@GB19940919’s diary

GB(https://twitter.com/GB19940919) (twitter→GB19940919)の映画感想雑記です。劇場で観た映画からWOWOWやサブスクで観た映画やドラマの感想です。

『ハロルド・フライのまさかの旅立ち』

 

『ハロルド・フライのまさかの旅立ち』 (The Unlikely Pilgrimage of Harold Fry) [2022年イギリス]

定年退職し妻モーリーンと平穏な日々を過ごしていたハロルド・フライのもとに、北の果てから思いがけない手紙が届く。差出人はかつてビール工場で一緒に働いていた同僚クイーニーで、ホスピスに入院中の彼女の命はもうすぐ尽きるという。

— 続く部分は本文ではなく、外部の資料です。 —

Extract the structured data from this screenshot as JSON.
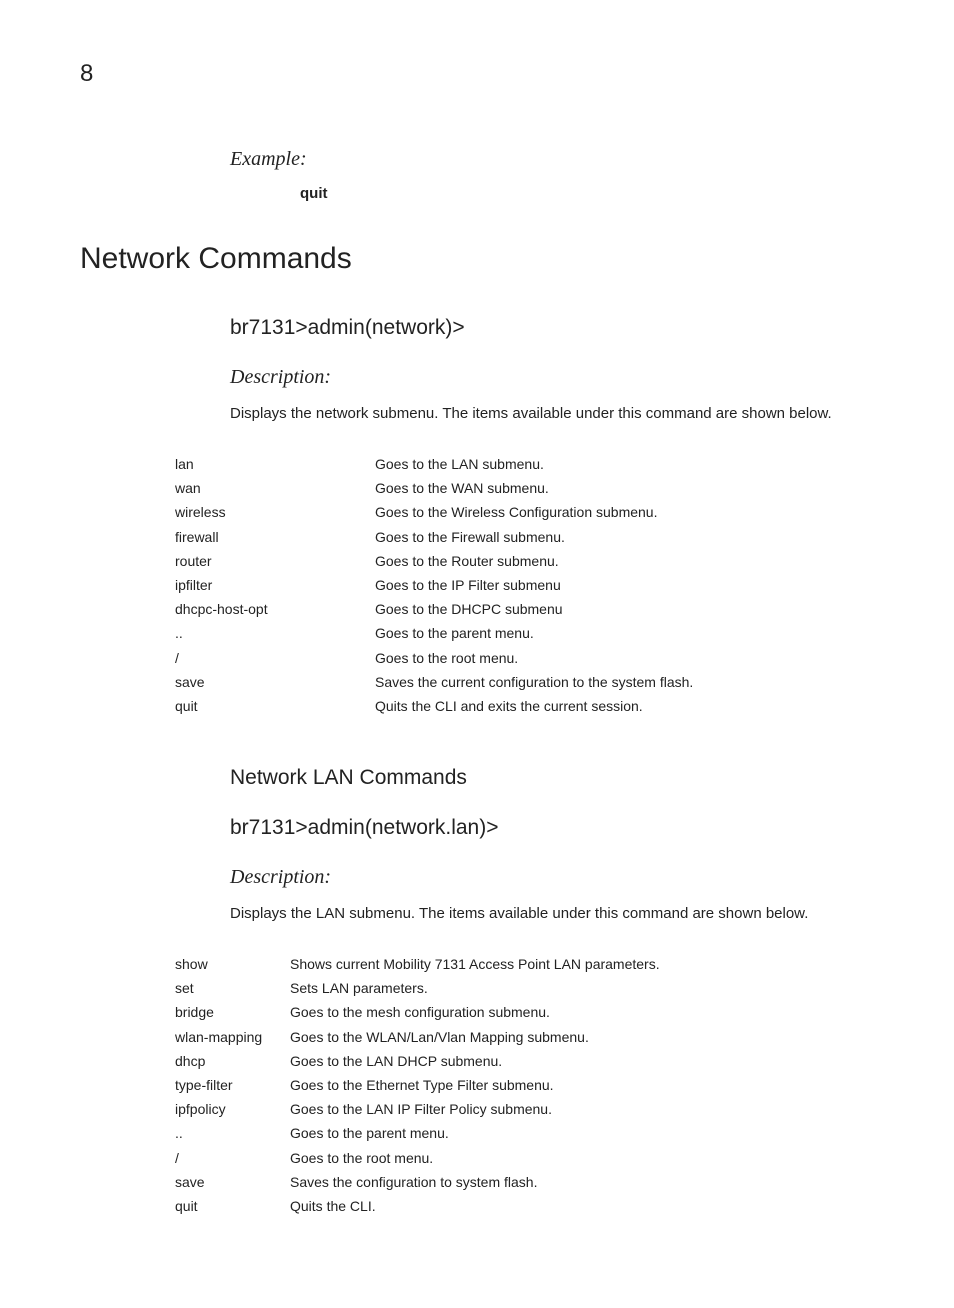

近所のポストから返事を出そうと家を出るハロルドだったが、途中で考えを変え、800キロ離れた場所にいるクイーニーのもとを目指してそのまま手ぶらで歩き始める。ハロルドには、クイーニーにどうしても会って伝えたい、ある思いがあった。監督はヘティ・マグドナルド。脚本&原作はレイチェル・ジョイス。出演はジム・ブロードベント(ハロルド・フライ)、ペネロープ・ウィルトン(モーリーン)ほか。

 

 本作の監督はヘティ・マクドナルドという方で女性の監督である。普段はドラマや舞台を監督しているようで、長編映画は本作で2本目で27年ぶりの新作だそう。それに1作目はBeautiful Thing(1996)という作品でクィア映画らしく、そっちも観てみたくなった。撮影はケイト・マッカラで『コット、はじまりの夏』も撮影した女性である。彼女が撮影しただけあって非常に田園風景を美しく捉えている。原作を書いたレイチェル・ジョイスが脚本も担当している。カメラの外側に女性がたくさん関わっている映画である。

 

 別につまらなくは無いのだが、信仰がテーマの映画だなと思った。ハロルドが歩き仲間を意図せず集めてしまい、彼らが巡礼者を自認し始める頃には「あ~、これは完全に信仰についての映画だ」と思った。興ざめしたなと思ってたら、なんと小説の原題がThe Unlikely Pilgrimage of Harold Fryで日本語タイトルは『ハロルド・フライの思いもよらない巡礼の旅』だそうで、おそらく本作を日本で配給する際に信仰の要素を消した日本配給が悪いなと。

 

 ただそれを加味しても個人的には好きじゃない。ハロルド・フライという"長い人生の中で長距離を歩く"以外のやりがいみたいなことを達成したことがないという、ある種の"特権"を持っている男性に対して”出来すぎている”話だなと思った。ハロルドがガソリンスタンドで働いている女性に宛てた"真実"の手紙も、ちゃんとその女性は妻のモーリーンに見せに行き、遠回しでモーリーンは"真実"を知るところとか、とにかくこの映画はハロルドに対して"出来すぎている。そもそもハロルドとクイーニーの友情も具体的にはよく理解できないし、そもそもハロルドが本来なら退職すべきなのにそれをクイーニーが庇って代わりに退職するって、とんでもない慈悲の持ち主だと思うのですが、そこをぜんぜん本作は描かない。あれくらいの年齢の女性が独身で生活していて、いきなり退職するってかなりの決断だと思うし、それこそハロルドが長距離歩くより、よっぽど勇気のある行為だろう。クイーニーもモーリーンも長い人生があるのに、ハロルドという1人の男性としか人生のアイデンティティが無いみたいで、それも高齢の女性を馬鹿にしているなと思ったけど、結局クイーニーもモーリーンも道中でハロルドを慈悲の心で助ける女性たちと同じなのだろう。というか本作は女性の慈悲についての映画なのかな?

 

 本作を観ながら私は『フォレスト・ガンプ/一期一会』を思い出した。あの映画が本作と似て非なるところは、フォレストがベンチで女性に語る話をその女性はおそらく本当の話だと思って聞いてないし、何なら「変な奴が話しかけてきて面倒くさい」くらいに思っているだろう。しかしフォレストとジェニーと映画を観ている観客は、そのフォレストの話が本当だと知っていて、それが『フォレスト・ガンプ/一期一会』という映画の良いところだと思う(逆に悪いところもいっぱいある映画ですが)。ここで一つ提案がある。本作『ハロルド・フライのまさかの旅立ち』もハロルド・フライのホラ話から始まる映画にして、ハロルド・フライの真実はハロルドと映画の観客だけが知っているみたいなオチすれば、私は本作を好きになったのにな。